Russell eloquently examines the experience of baseball among the Amish. His writing triggers wonderful considerations of how differently this pastoral subculture of America interacts with the same sport that the rest of us know, love, and maybe take for granted as we chug beer through our adult coed softball leagues, for example. He relates the preservation of Amish beliefs and the concept of simpler times, to how baseball has been preserved in a world accelerating past its pace and attention span.
The Amish banned baseball in the mid-90s, so only young men in their Rumspringa may temporarily bite into its forbidden fruits. Russell describes the unrefined yet effective mechanics of the Amish players in a way that mimics the carefree moment in their lives:
He was a new teen whose taut physique had him looking like a system of ropes and pulleys. He stroked a ball over my head, laces hissing. When I sneaked back a few minutes later, he was fielding impassively, scooping and throwing with kinesthetic tics I remember having once, when I was little and in love with the game, before coaches smoothed all that out. They made him seem more authentic, more faithful to the form, like warps and bubbles in handblown glass.
The Amish seem to play weightlessly, yet focused; without the mental anguish that can slump good players. Without the coaching that "fixes" the tics. And most ironically, without the weight of a world bogged down by tantalizing freedom. I cannot recommend this article enough.
The other writing is a Slate book review by Scott Korb, posted last Friday, called Perfect Game. This is a considerably shorter read highlighting the finer points of a new book by John Sexton called Baseball as a Road to God.
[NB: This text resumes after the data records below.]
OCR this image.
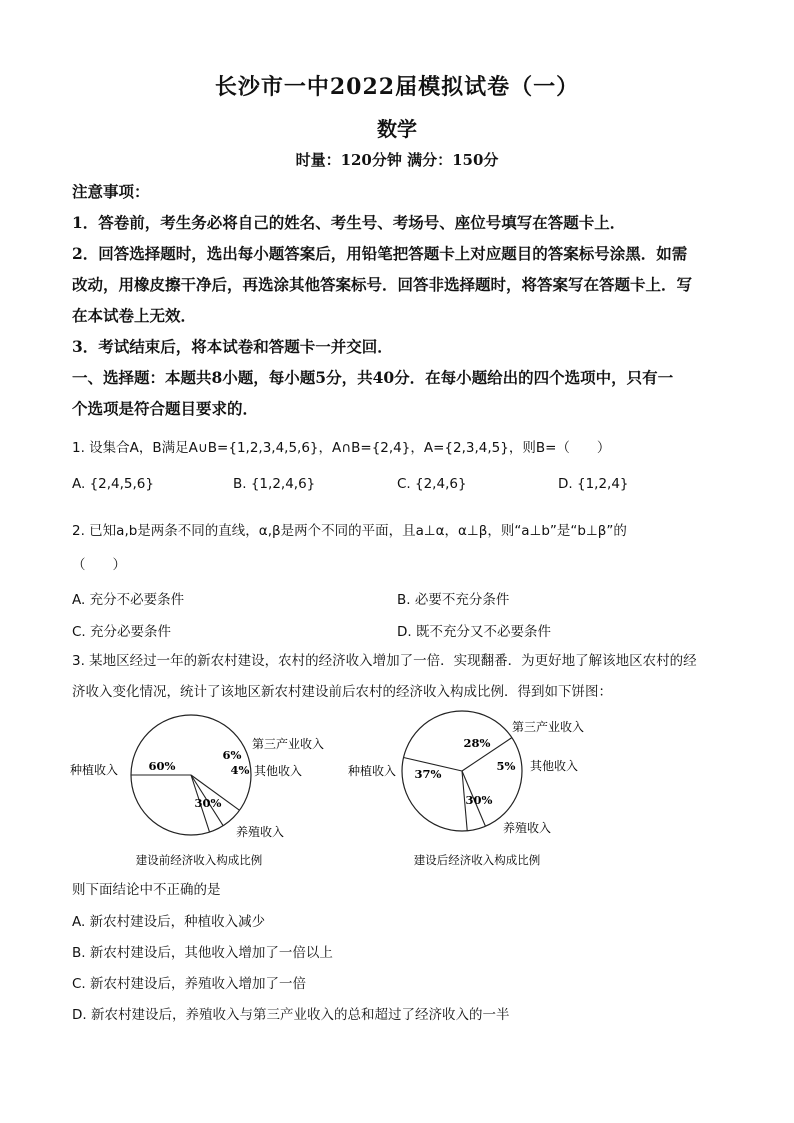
长沙市一中2022届模拟试卷（一）
数学
时量：120分钟 满分：150分
注意事项：
1．答卷前，考生务必将自己的姓名、考生号、考场号、座位号填写在答题卡上．
2．回答选择题时，选出每小题答案后，用铅笔把答题卡上对应题目的答案标号涂黑．如需
改动，用橡皮擦干净后，再选涂其他答案标号．回答非选择题时，将答案写在答题卡上．写
在本试卷上无效．
3．考试结束后，将本试卷和答题卡一并交回．
一、选择题：本题共8小题，每小题5分，共40分．在每小题给出的四个选项中，只有一
个选项是符合题目要求的．
1. 设集合A，B满足A∪B={1,2,3,4,5,6}，A∩B={2,4}，A={2,3,4,5}，则B=（　　）
A. {2,4,5,6}	B. {1,2,4,6}	C. {2,4,6}	D. {1,2,4}
2. 已知a,b是两条不同的直线，α,β是两个不同的平面，且a⊥α，α⊥β，则“a⊥b”是“b⊥β”的
（　　）
A. 充分不必要条件	B. 必要不充分条件
C. 充分必要条件	D. 既不充分又不必要条件
3. 某地区经过一年的新农村建设，农村的经济收入增加了一倍．实现翻番．为更好地了解该地区农村的经
济收入变化情况，统计了该地区新农村建设前后农村的经济收入构成比例．得到如下饼图：
60%
6%
4%
30%
种植收入
第三产业收入
其他收入
养殖收入
建设前经济收入构成比例
37%
28%
5%
30%
种植收入
第三产业收入
其他收入
养殖收入
建设后经济收入构成比例
则下面结论中不正确的是
A. 新农村建设后，种植收入减少
B. 新农村建设后，其他收入增加了一倍以上
C. 新农村建设后，养殖收入增加了一倍
D. 新农村建设后，养殖收入与第三产业收入的总和超过了经济收入的一半
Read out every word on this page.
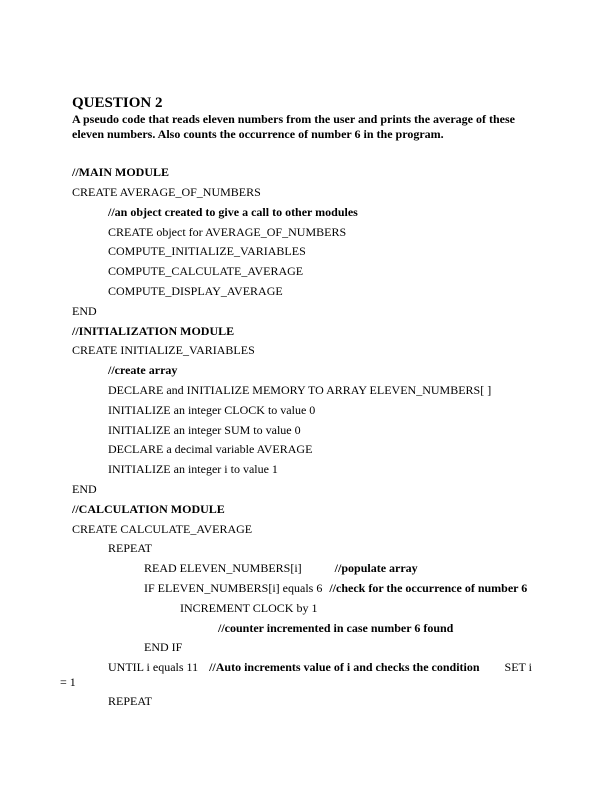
QUESTION 2
A pseudo code that reads eleven numbers from the user and prints the average of these eleven numbers. Also counts the occurrence of number 6 in the program.
//MAIN MODULE
CREATE AVERAGE_OF_NUMBERS
//an object created to give a call to other modules
CREATE object for AVERAGE_OF_NUMBERS
COMPUTE_INITIALIZE_VARIABLES
COMPUTE_CALCULATE_AVERAGE
COMPUTE_DISPLAY_AVERAGE
END
//INITIALIZATION MODULE
CREATE INITIALIZE_VARIABLES
//create array
DECLARE and INITIALIZE MEMORY TO ARRAY ELEVEN_NUMBERS[ ]
INITIALIZE an integer CLOCK to value 0
INITIALIZE an integer SUM to value 0
DECLARE a decimal variable AVERAGE
INITIALIZE an integer i to value 1
END
//CALCULATION MODULE
CREATE CALCULATE_AVERAGE
REPEAT
READ ELEVEN_NUMBERS[i]	//populate array
IF ELEVEN_NUMBERS[i] equals 6 //check for the occurrence of number 6
INCREMENT CLOCK by 1
//counter incremented in case number 6 found
END IF
UNTIL i equals 11 //Auto increments value of i and checks the condition SET i
= 1
REPEAT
This piece is geared more toward the divine elements of the game, as Korb quotes Sexton:
"In the basement of my family's home, my friend Bobby ‘Dougie' Douglass and I knelt and prayed with all the intensity we could muster, grasping between us in dynamic tension each end of a twelve-inch crucifix we had removed from the wall. ... We prayed before a radio instead of an altar, which broadcast the sounds of Game Seven of the 1955 World Series instead of hymns. ... For three innings, time had slowed; but in that moment it froze: The Brooklyn Dodgers had won the World Series! Seven decades of waiting were over! Dougie raised his arms in exultation, releasing the crucifix, whereupon the laws of physics drove the head of Christ into my mouth, chipping my front tooth. I wore that chipped tooth, unrepaired, as a visible memento for nearly fifty years."
In reviewing the book, Korb discusses that intangible and ineffable love for the game, how baseball forces us to slow down and live more, and the ability to save a bad day (and ruin artifacts) with a game of catch. This is a topic to which my mom and her now-scuffed Nolan Ryan-autographed baseball can relate. Like Korb, my sister and I simply had to toss a ball in the rain that day.
Pictured above: My first game of catch this spring - and boy did it feel good.